Большое солнце Одессы - Львов Аркадий Львович 9 стр.


 Такую работу надо поискать,  сказала в этот день тетя Поля.  Она еще махает головой! Да, да, такую работу надо поискать.

А Лиза Граник плакала, каждый день плакала, и каждый день мне рассказывал об этом Семка Граник, ее сын.

Со второго этажа, где мраморная лестница, сквозь треск и свист пробивалась песня:

Много разных стран,

Кроме СССР:

Всюду в барабан

Ударил пионер!

 Доктор Ланда пришел,  сказал Семка.

Да, это пришел доктор Ланда. Во дворе все знали: у доктора Ланды приемник СИ-235и каждый вечер он выставлял его на подоконник и включал на самую большую громкость.

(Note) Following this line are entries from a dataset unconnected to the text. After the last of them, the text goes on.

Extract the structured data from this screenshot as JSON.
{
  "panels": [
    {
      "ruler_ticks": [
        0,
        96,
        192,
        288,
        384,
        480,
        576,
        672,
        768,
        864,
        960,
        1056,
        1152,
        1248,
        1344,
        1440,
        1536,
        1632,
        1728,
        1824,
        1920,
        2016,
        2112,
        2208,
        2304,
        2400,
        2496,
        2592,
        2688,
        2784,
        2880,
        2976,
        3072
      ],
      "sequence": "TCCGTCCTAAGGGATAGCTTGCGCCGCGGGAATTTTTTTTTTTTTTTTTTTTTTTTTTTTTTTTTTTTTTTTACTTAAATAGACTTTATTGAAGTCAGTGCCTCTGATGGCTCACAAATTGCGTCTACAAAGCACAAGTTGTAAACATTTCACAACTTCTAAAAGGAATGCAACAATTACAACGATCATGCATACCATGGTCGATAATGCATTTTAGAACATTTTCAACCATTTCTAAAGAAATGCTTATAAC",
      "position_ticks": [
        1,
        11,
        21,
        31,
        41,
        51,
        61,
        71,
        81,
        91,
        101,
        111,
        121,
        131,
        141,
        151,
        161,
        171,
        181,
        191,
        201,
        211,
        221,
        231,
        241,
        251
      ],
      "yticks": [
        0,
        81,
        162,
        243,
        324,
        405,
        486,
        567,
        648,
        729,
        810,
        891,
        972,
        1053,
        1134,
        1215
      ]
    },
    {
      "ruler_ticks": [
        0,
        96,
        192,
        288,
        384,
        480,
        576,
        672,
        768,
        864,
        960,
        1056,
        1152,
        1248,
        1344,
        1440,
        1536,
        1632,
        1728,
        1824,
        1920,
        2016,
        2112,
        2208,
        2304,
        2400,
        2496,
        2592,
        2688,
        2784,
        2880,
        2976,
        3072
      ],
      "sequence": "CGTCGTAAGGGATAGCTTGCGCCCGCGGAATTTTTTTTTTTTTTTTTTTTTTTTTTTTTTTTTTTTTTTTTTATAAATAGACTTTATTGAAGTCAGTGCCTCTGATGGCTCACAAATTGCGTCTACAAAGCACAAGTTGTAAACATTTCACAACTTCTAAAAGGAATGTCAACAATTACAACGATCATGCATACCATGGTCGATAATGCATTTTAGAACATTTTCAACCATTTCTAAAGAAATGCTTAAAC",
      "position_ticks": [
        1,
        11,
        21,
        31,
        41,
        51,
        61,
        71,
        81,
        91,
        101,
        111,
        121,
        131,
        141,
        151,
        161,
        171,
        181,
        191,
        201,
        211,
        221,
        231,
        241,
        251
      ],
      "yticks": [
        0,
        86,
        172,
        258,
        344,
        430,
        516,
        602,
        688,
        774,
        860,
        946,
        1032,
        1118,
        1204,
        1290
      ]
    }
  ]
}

 Доктор Ланда богатый,  сказал Семка,  у него пианино. При царском режиме доктор Ланда был буржуем.

Приемник внезапно умолк: может, доктор Ланда подслушал наш разговор? Нет, доктору Ланде до нас нет дела. Просто одесская станция РВ-13 кончила свою передачу, а сейчас будет говорить Москва.

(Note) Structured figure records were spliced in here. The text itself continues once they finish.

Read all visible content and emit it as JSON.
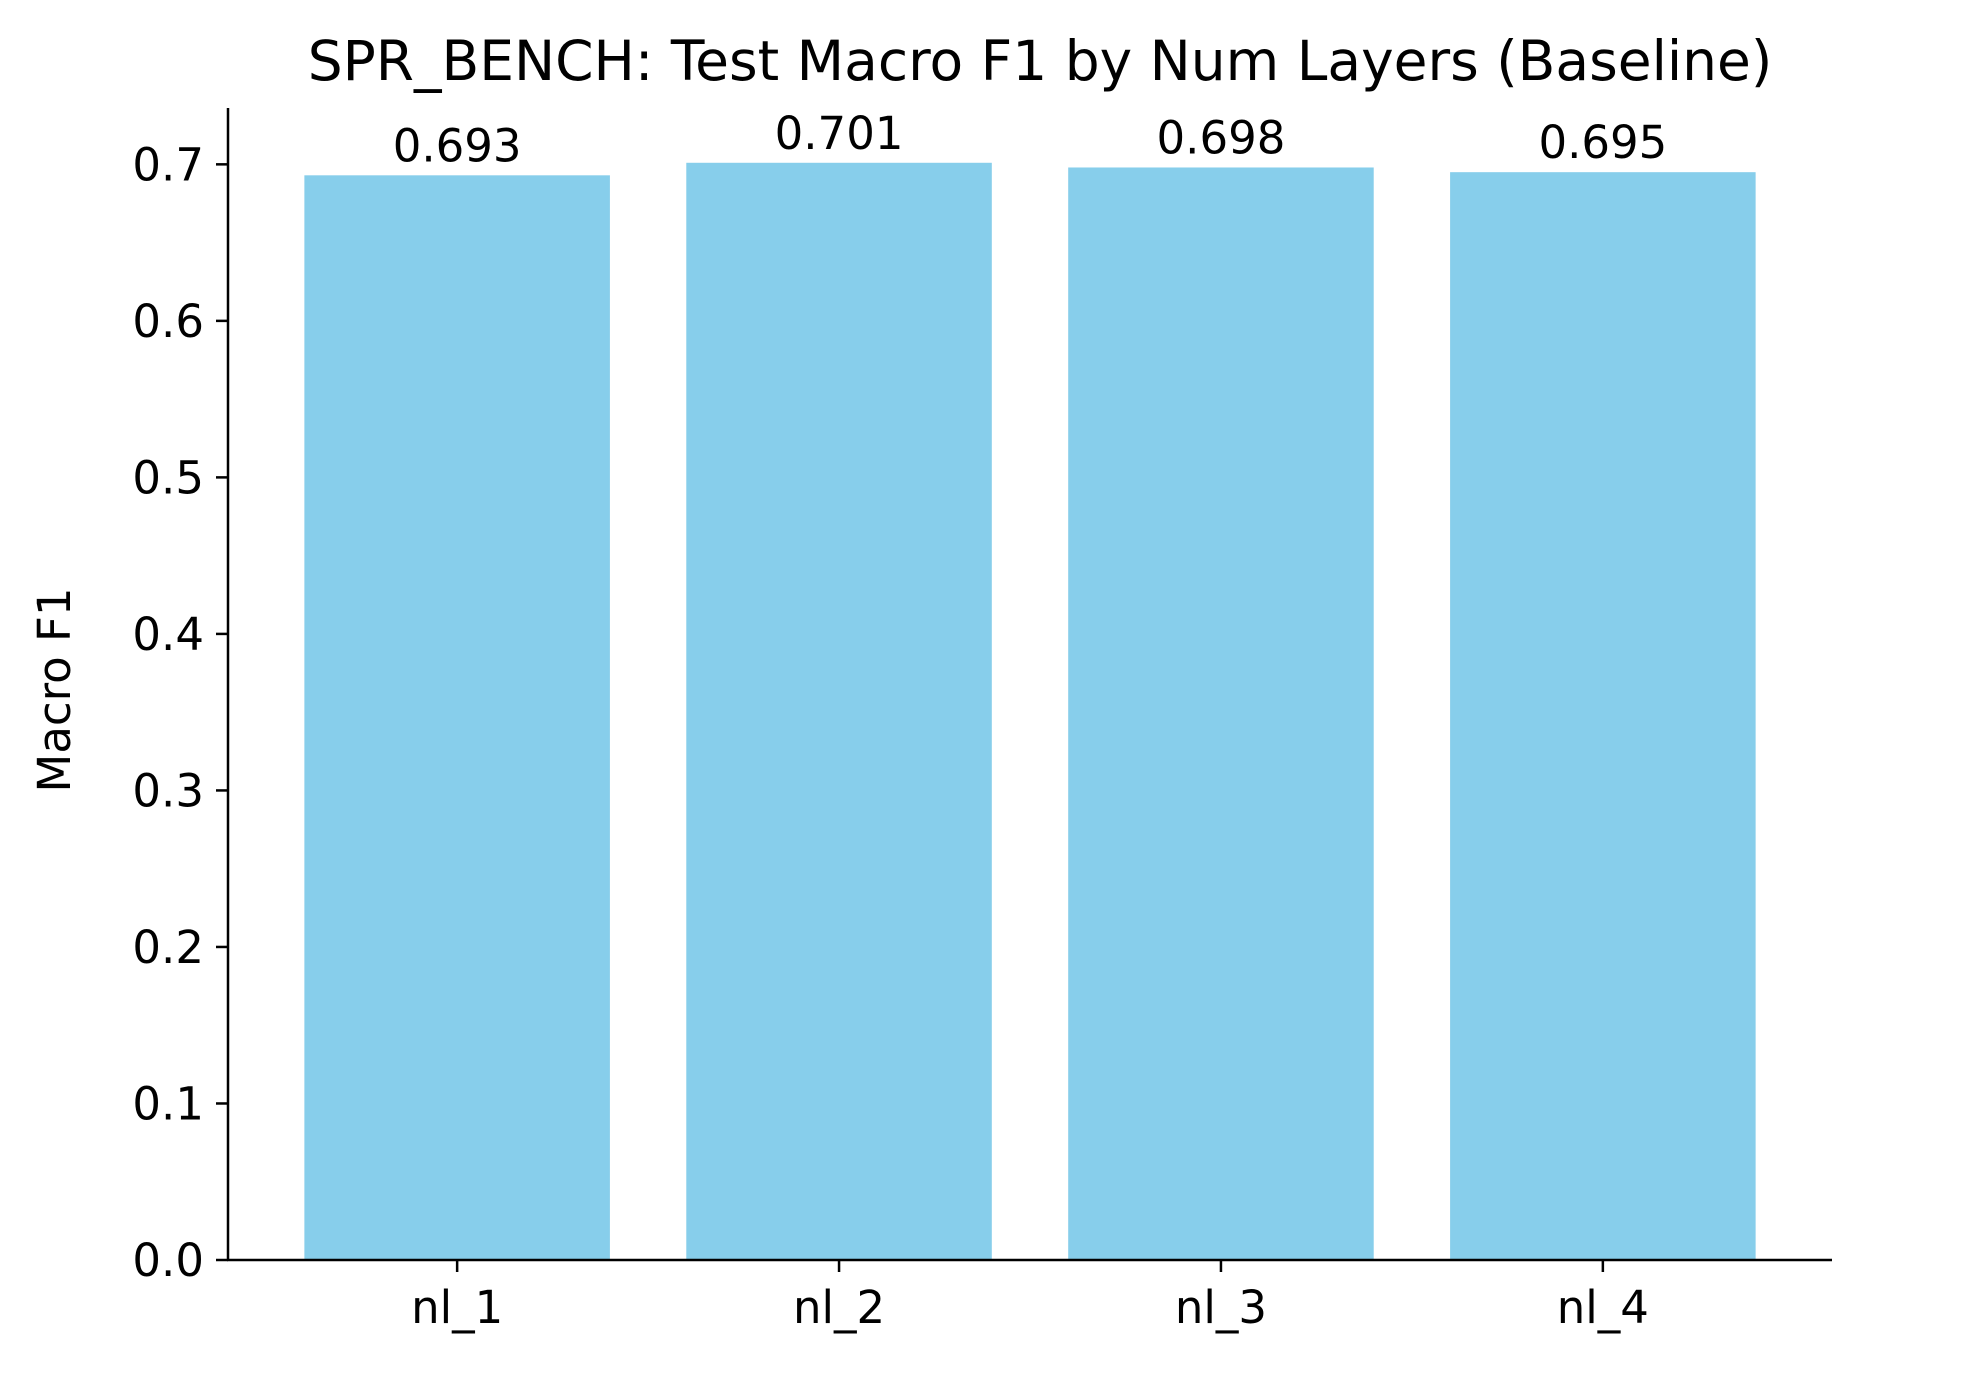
{
  "chart_data": {
    "type": "bar",
    "title": "SPR_BENCH: Test Macro F1 by Num Layers (Baseline)",
    "xlabel": "",
    "ylabel": "Macro F1",
    "categories": [
      "nl_1",
      "nl_2",
      "nl_3",
      "nl_4"
    ],
    "values": [
      0.693,
      0.701,
      0.698,
      0.695
    ],
    "data_labels": [
      "0.693",
      "0.701",
      "0.698",
      "0.695"
    ],
    "ylim": [
      0,
      0.736
    ],
    "yticks": [
      0.0,
      0.1,
      0.2,
      0.3,
      0.4,
      0.5,
      0.6,
      0.7
    ],
    "ytick_labels": [
      "0.0",
      "0.1",
      "0.2",
      "0.3",
      "0.4",
      "0.5",
      "0.6",
      "0.7"
    ],
    "bar_color": "#87ceeb",
    "grid": false,
    "legend": "none"
  }
}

 Внимание, говорит Москва. Радиостанция имени Коминтерна. Передаем материалы судебного процесса

Материалыэто неинтересно, я люблю музыку, а материалыэто неинтересно.

 Смотри, Семка, почтальон.

Мы подползли к водостоку. Отсюда все было, как на ладони: вот почтальон зашел в параднуюне нашу парадную, вот он поднимается по винтовой лестнице, стучится в двери и звонит. А теперь он спускается вниз, бегом, и сумка, подпрыгивая, хлопает его по спине. Сейчас он свернет налевов нашу парадную. Если он подымется на третий этаж, тогда нет, до третьего он не дошел: со второго он спустился вниз, бегом, и сумка, подпрыгивая, хлопала его по спине.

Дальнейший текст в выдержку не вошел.